Abondant jusqu’au début du XXe siècle dans les principaux fleuves d’Europe occidentale où il se reproduisait avant de migrer vers l’Atlantique ou la Méditerranée, l' »acipenser sturio », reconnaissable à son museau pointu et à sa peau sans écaille, a quasiment disparu depuis la fin des années 1990, malgré son statut d’espèce protégée en France à partir de 1982 et en Europe depuis 1992.
« On saura dans dix ans si l’espèce est sauvée », résume Vanessa Lauronce, océanographe et chargée de mission pour Migado, association de restauration des poissons migrateurs, gérant le seul site mondial de reproduction de l’esturgeon européen à Saint-Seurin-sur-l’Isle (Gironde).
Autrefois, sur les rives de la Gironde, les pêcheurs remontaient des spécimens centenaires pouvant peser jusqu’à 300 kilos pour trois mètres de long. Aujourd’hui, le véritable « caviar aquitain », issu de l’esturgeon européen, n’est plus qu’un souvenir, remplacé par des oeufs d’esturgeons sibériens (« acipenser baerii »), espèce non endémique élevée en eau douce.

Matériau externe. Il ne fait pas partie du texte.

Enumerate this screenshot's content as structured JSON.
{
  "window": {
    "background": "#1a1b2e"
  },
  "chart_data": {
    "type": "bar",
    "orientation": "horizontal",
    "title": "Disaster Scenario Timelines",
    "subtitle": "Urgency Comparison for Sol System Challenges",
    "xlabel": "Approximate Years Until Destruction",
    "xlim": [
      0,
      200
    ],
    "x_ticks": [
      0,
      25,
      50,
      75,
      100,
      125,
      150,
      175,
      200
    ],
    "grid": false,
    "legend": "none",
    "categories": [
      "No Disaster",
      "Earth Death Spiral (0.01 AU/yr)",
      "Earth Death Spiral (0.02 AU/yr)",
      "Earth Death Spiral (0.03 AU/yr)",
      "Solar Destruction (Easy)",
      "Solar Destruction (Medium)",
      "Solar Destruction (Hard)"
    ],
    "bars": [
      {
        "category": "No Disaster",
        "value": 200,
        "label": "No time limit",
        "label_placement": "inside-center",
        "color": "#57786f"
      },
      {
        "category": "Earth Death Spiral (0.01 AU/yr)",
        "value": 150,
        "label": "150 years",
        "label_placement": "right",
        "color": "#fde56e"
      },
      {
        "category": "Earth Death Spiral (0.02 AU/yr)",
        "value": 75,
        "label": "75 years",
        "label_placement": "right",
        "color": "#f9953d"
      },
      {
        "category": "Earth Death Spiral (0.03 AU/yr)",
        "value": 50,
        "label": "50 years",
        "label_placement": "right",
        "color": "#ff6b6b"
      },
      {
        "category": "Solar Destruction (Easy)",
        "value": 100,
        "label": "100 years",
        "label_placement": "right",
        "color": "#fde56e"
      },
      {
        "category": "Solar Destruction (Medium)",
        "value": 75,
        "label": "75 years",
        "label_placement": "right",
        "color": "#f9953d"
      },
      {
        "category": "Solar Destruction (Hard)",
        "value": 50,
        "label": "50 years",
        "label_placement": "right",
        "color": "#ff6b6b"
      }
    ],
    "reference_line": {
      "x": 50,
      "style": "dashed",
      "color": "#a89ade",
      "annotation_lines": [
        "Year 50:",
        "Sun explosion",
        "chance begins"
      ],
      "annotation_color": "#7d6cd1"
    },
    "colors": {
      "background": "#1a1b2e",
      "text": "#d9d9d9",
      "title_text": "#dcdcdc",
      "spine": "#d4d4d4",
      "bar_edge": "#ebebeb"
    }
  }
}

En cause, « la surpêche, mais aussi la pollution des milieux aquatiques et l’extraction de granulats sur les frayères », les zones de reproduction au fond des fleuves, explique Marie-Laure Acolas, chercheuse à l’Institut national de recherches en sciences et technologies pour l’environnement et l’agriculture (Irstea), qui co-gère le site de Saint-Seurin. Autant de facteurs qui, en un siècle, ont « réduit la population de ce poisson, pourtant vieux de 200 millions d’années, à quelques milliers d’individus », tous issus du bassin Gironde-Garonne-Dordogne.
C’est dans ce même bassin qu’en 1994 est observée la toute dernière reproduction naturelle du migrateur qui naît en zone fluviale, grandit quatre à cinq ans en estuaire, avant de partir en mer, puis de revenir se reproduire dans son fleuve natal.
Horizon 2022
Vingt ans après, l’heure est à un optimisme prudent. La réussite de la première reproduction assistée en 2007 à partir de spécimens en captivité à la station d’élevage expérimentale de Saint-Seurin-sur-l’Isle a fait renaître un espoir, même si le cycle de maturité sexuelle particulièrement long – dix ans pour le mâle, 15 ans pour la femelle – rend la restauration de l’espèce « difficile », selon Marie-Laure Acolas.
« Il a fallu beaucoup de temps pour acclimater les esturgeons européens en piscine : trouver la bonne eau, la bonne température, arriver à les faire manger, on a essayé beaucoup de choses », détaille Vanessa Lauronce devant les bassins de Saint-Seurin-sur-l’Isle où 60 géniteurs sont élevés. Malgré les progrès, « il y a encore beaucoup de choses qu’on ne connaît pas » sur cette espèce, reconnaît-elle.
La reproduction en captivité permet aujourd’hui de donner vie à des centaines de milliers d’alevins relâchés chaque année dans la Garonne et la Dordogne, au stade de larves (8 jours) ou de juvéniles (trois mois). De 6.000 alevins en 2007, les lâchers sont passés à 240.000 en 2011, 700.000 en 2012, puis 500.000 en 2013.
Résultat, de plus en plus d’esturgeons sont capturés accidentellement en mer ou dans l’estuaire de la Gironde. En 2012, 320 prises ont été déclarées par les pêcheurs, dont les compte-rendus sont indispensables pour affiner les connaissances sur les conditions de survie des poissons.
« Ces résultats sont encourageants, mais nous saurons vraiment si notre pari est gagné quand nous pourrons observer les premières reproductions en milieu naturel, à l’horizon 2022 », insiste Vanessa Lauronce. « Il faut encore lever certains verrous », confirme Marie-Laure Acolas, notamment définir plus finement « à quel moment les esturgeons sont prêts à se reproduire » et « mieux connaître ce qui se passe quand ils sont en eau douce ».
Devant le succès de cette première étape, un « plan national d’actions en faveur de l’esturgeon européen » (2011-2015) a été lancé sous l’égide du ministère du Développement durable, avec une enveloppe annuelle de 1,8 million d’euros, pour amplifier la recherche et mieux coordonner tous les acteurs de ce sauvetage enfin prometteur.